Jonny has it all, the looks, the voice, the clothes, and a self-named haircut, but what does having at all really mean? What are the costs?
The book starts out with Jonny at 11 acting older than his age, thinking older than his age, spitting out lines from his mother/manager and PR people and record producers by rote, hiding the person behind the image.
There's some great lines in this book, occasionally I'd read a paragraph or a page and re-read it, and re-read it again later to friends or anyone who would listen.
"Whenever Jane's studying the career longevity of pop stars, she's like, Thank God you're not black."
Jonny is real, he talks about getting boners, he plays Zenon, he worries about child predators. The insight into branding strategy translated through the mind of an eleven year old boy blew my mind at the author's brilliance.

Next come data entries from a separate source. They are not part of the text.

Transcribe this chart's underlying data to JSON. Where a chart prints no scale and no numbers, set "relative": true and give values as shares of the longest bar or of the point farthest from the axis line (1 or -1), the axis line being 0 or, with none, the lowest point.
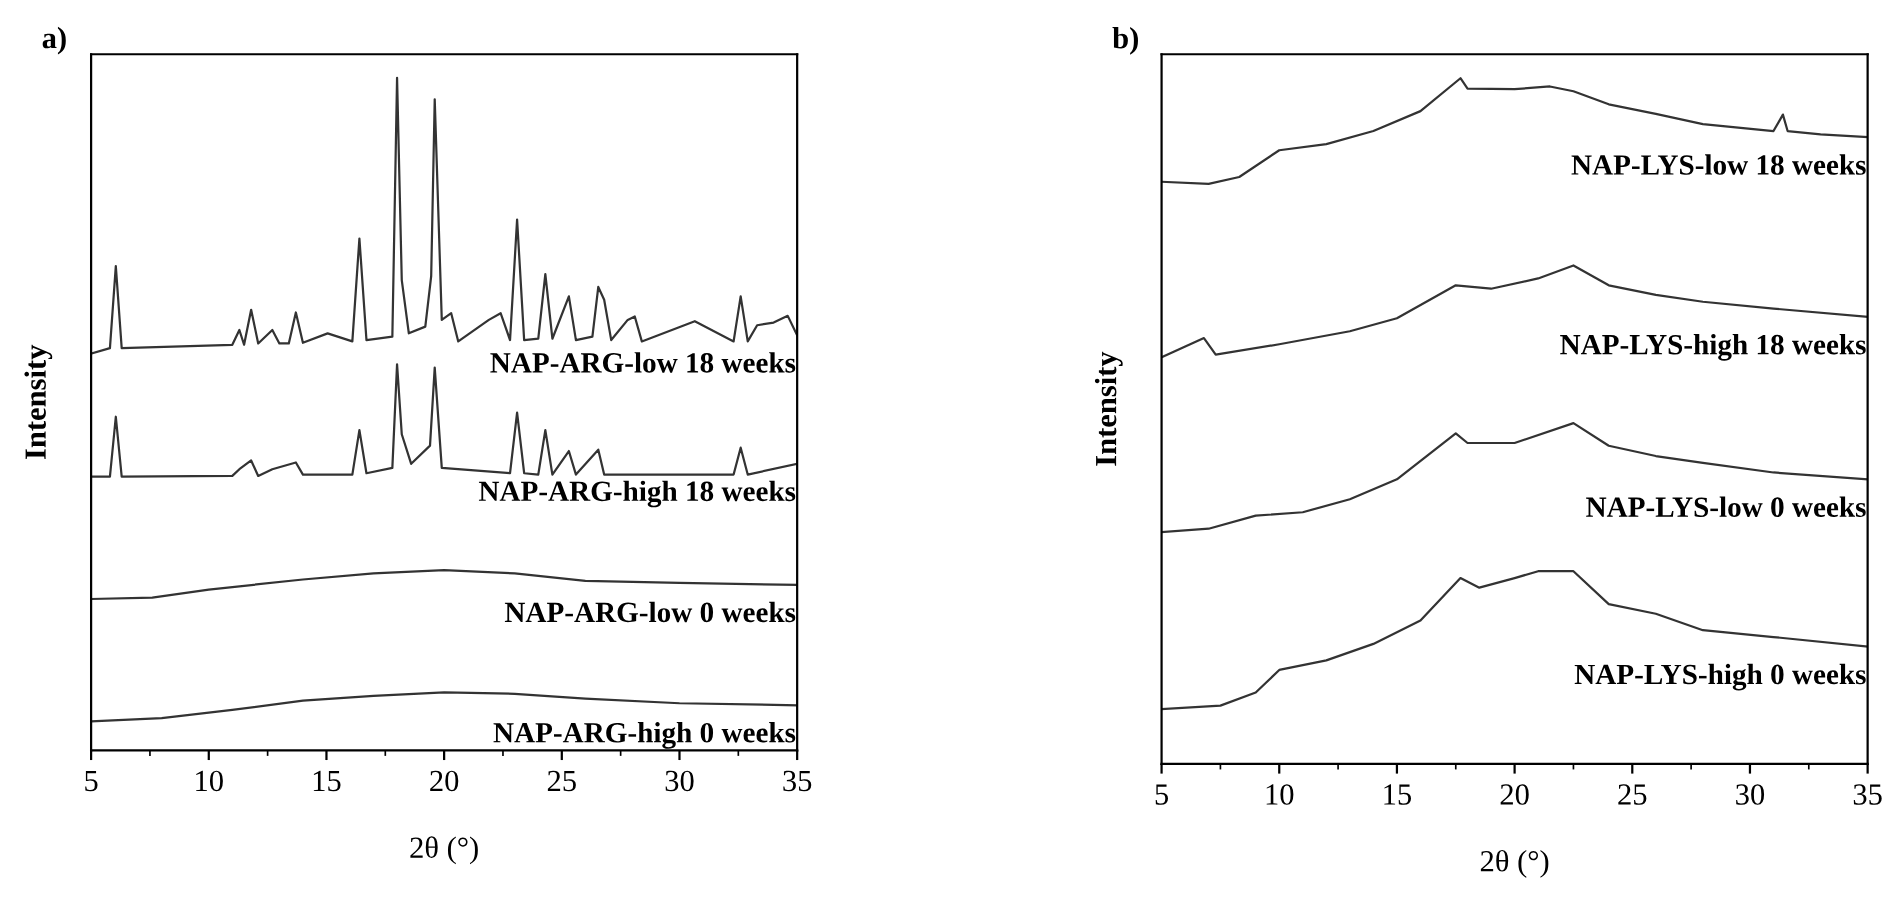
{
  "chart_data": [
    {
      "type": "line",
      "title": "a)",
      "xlabel": "2θ (°)",
      "ylabel": "Intensity",
      "relative": true,
      "xlim": [
        5,
        35
      ],
      "xticks": [
        5,
        10,
        15,
        20,
        25,
        30,
        35
      ],
      "tick_labels": "x",
      "legend": false,
      "grid": false,
      "marker": "none",
      "line_style": "solid",
      "series": [
        {
          "name": "NAP-ARG-low 18 weeks",
          "color": "#333333",
          "x": [
            5,
            5.8,
            6.05,
            6.3,
            11.0,
            11.3,
            11.5,
            11.8,
            12.1,
            12.7,
            13.0,
            13.4,
            13.7,
            14.0,
            15.05,
            16.1,
            16.4,
            16.7,
            17.8,
            18.0,
            18.2,
            18.5,
            19.2,
            19.45,
            19.6,
            19.9,
            20.3,
            20.6,
            21.9,
            22.4,
            22.8,
            23.1,
            23.4,
            24.0,
            24.3,
            24.6,
            25.3,
            25.6,
            26.3,
            26.55,
            26.8,
            27.1,
            27.8,
            28.1,
            28.4,
            30.65,
            32.3,
            32.6,
            32.9,
            33.3,
            34.0,
            34.6,
            35
          ],
          "values": [
            0.59,
            0.598,
            0.72,
            0.598,
            0.603,
            0.625,
            0.603,
            0.655,
            0.605,
            0.625,
            0.605,
            0.605,
            0.651,
            0.606,
            0.62,
            0.608,
            0.761,
            0.61,
            0.615,
            1.0,
            0.699,
            0.62,
            0.63,
            0.705,
            0.968,
            0.64,
            0.65,
            0.608,
            0.64,
            0.65,
            0.61,
            0.789,
            0.61,
            0.612,
            0.708,
            0.612,
            0.675,
            0.61,
            0.615,
            0.689,
            0.67,
            0.61,
            0.64,
            0.645,
            0.608,
            0.638,
            0.608,
            0.675,
            0.608,
            0.632,
            0.636,
            0.646,
            0.617
          ]
        },
        {
          "name": "NAP-ARG-high 18 weeks",
          "color": "#333333",
          "x": [
            5,
            5.8,
            6.05,
            6.3,
            11.0,
            11.3,
            11.8,
            12.1,
            12.7,
            13.7,
            14.0,
            16.1,
            16.4,
            16.7,
            17.8,
            18.0,
            18.2,
            18.6,
            19.4,
            19.6,
            19.9,
            22.8,
            23.1,
            23.4,
            24.0,
            24.3,
            24.6,
            25.3,
            25.6,
            26.55,
            26.8,
            32.3,
            32.6,
            32.9,
            35
          ],
          "values": [
            0.407,
            0.407,
            0.496,
            0.407,
            0.408,
            0.418,
            0.431,
            0.408,
            0.418,
            0.428,
            0.41,
            0.41,
            0.476,
            0.412,
            0.42,
            0.574,
            0.47,
            0.426,
            0.453,
            0.569,
            0.42,
            0.412,
            0.502,
            0.412,
            0.41,
            0.476,
            0.41,
            0.445,
            0.41,
            0.447,
            0.41,
            0.41,
            0.45,
            0.41,
            0.426
          ]
        },
        {
          "name": "NAP-ARG-low 0 weeks",
          "color": "#333333",
          "x": [
            5,
            7.6,
            10,
            14,
            17,
            20,
            23,
            26,
            30,
            35
          ],
          "values": [
            0.225,
            0.227,
            0.239,
            0.254,
            0.263,
            0.268,
            0.263,
            0.252,
            0.249,
            0.246
          ]
        },
        {
          "name": "NAP-ARG-high 0 weeks",
          "color": "#333333",
          "x": [
            5,
            8,
            11,
            14,
            17,
            20,
            23,
            26,
            30,
            35
          ],
          "values": [
            0.043,
            0.048,
            0.06,
            0.074,
            0.081,
            0.086,
            0.084,
            0.077,
            0.07,
            0.067
          ]
        }
      ]
    },
    {
      "type": "line",
      "title": "b)",
      "xlabel": "2θ (°)",
      "ylabel": "Intensity",
      "relative": true,
      "xlim": [
        5,
        35
      ],
      "xticks": [
        5,
        10,
        15,
        20,
        25,
        30,
        35
      ],
      "tick_labels": "x",
      "legend": false,
      "grid": false,
      "marker": "none",
      "line_style": "solid",
      "series": [
        {
          "name": "NAP-LYS-low 18 weeks",
          "color": "#333333",
          "x": [
            5,
            7,
            8.3,
            10,
            12,
            14,
            16,
            17.7,
            18,
            20,
            21.5,
            22.5,
            24,
            26,
            28,
            31,
            31.4,
            31.6,
            33,
            35
          ],
          "values": [
            0.849,
            0.846,
            0.856,
            0.895,
            0.904,
            0.923,
            0.952,
            1.0,
            0.985,
            0.984,
            0.988,
            0.981,
            0.962,
            0.948,
            0.933,
            0.923,
            0.947,
            0.923,
            0.918,
            0.914
          ]
        },
        {
          "name": "NAP-LYS-high 18 weeks",
          "color": "#333333",
          "x": [
            5,
            6.8,
            7.3,
            10,
            13,
            15,
            17.5,
            19,
            21,
            22.5,
            24,
            26,
            28,
            31,
            35
          ],
          "values": [
            0.593,
            0.621,
            0.597,
            0.612,
            0.631,
            0.65,
            0.698,
            0.693,
            0.708,
            0.727,
            0.698,
            0.684,
            0.674,
            0.664,
            0.652
          ]
        },
        {
          "name": "NAP-LYS-low 0 weeks",
          "color": "#333333",
          "x": [
            5,
            7,
            9,
            11,
            13,
            15,
            17.5,
            18,
            20,
            22.5,
            24,
            26,
            28,
            31,
            35
          ],
          "values": [
            0.338,
            0.343,
            0.362,
            0.367,
            0.386,
            0.415,
            0.482,
            0.468,
            0.468,
            0.497,
            0.464,
            0.449,
            0.439,
            0.425,
            0.415
          ]
        },
        {
          "name": "NAP-LYS-high 0 weeks",
          "color": "#333333",
          "x": [
            5,
            7.5,
            9,
            10,
            12,
            14,
            16,
            17.7,
            18.5,
            20,
            21,
            22.5,
            24,
            26,
            28,
            31,
            35
          ],
          "values": [
            0.08,
            0.085,
            0.104,
            0.137,
            0.151,
            0.175,
            0.209,
            0.271,
            0.257,
            0.271,
            0.281,
            0.281,
            0.233,
            0.219,
            0.195,
            0.185,
            0.171
          ]
        }
      ]
    }
  ]
}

The reason though this book gets five stars, the reason it's the best of the year, is for what I wasn't expecting. I'm on this roller coaster ride of fun and inventive writing, and then Jonny meets his back up band, and then he gets an email from his father, and somewhere along the way, at some point when I wasn't looking, the emotion came in. I cried at the end, and I wasn't expecting that from a parody of the perils of fame.
I guess that's what a good writer does, hooks you, then reels in the line without you realizing it, all the way drawing you closer and closer to his net.
I'm hooked.
The author takes a book about Justin Bieber and turns it into an essay on what makes us whole, how we get through, and how we move on. Loved it.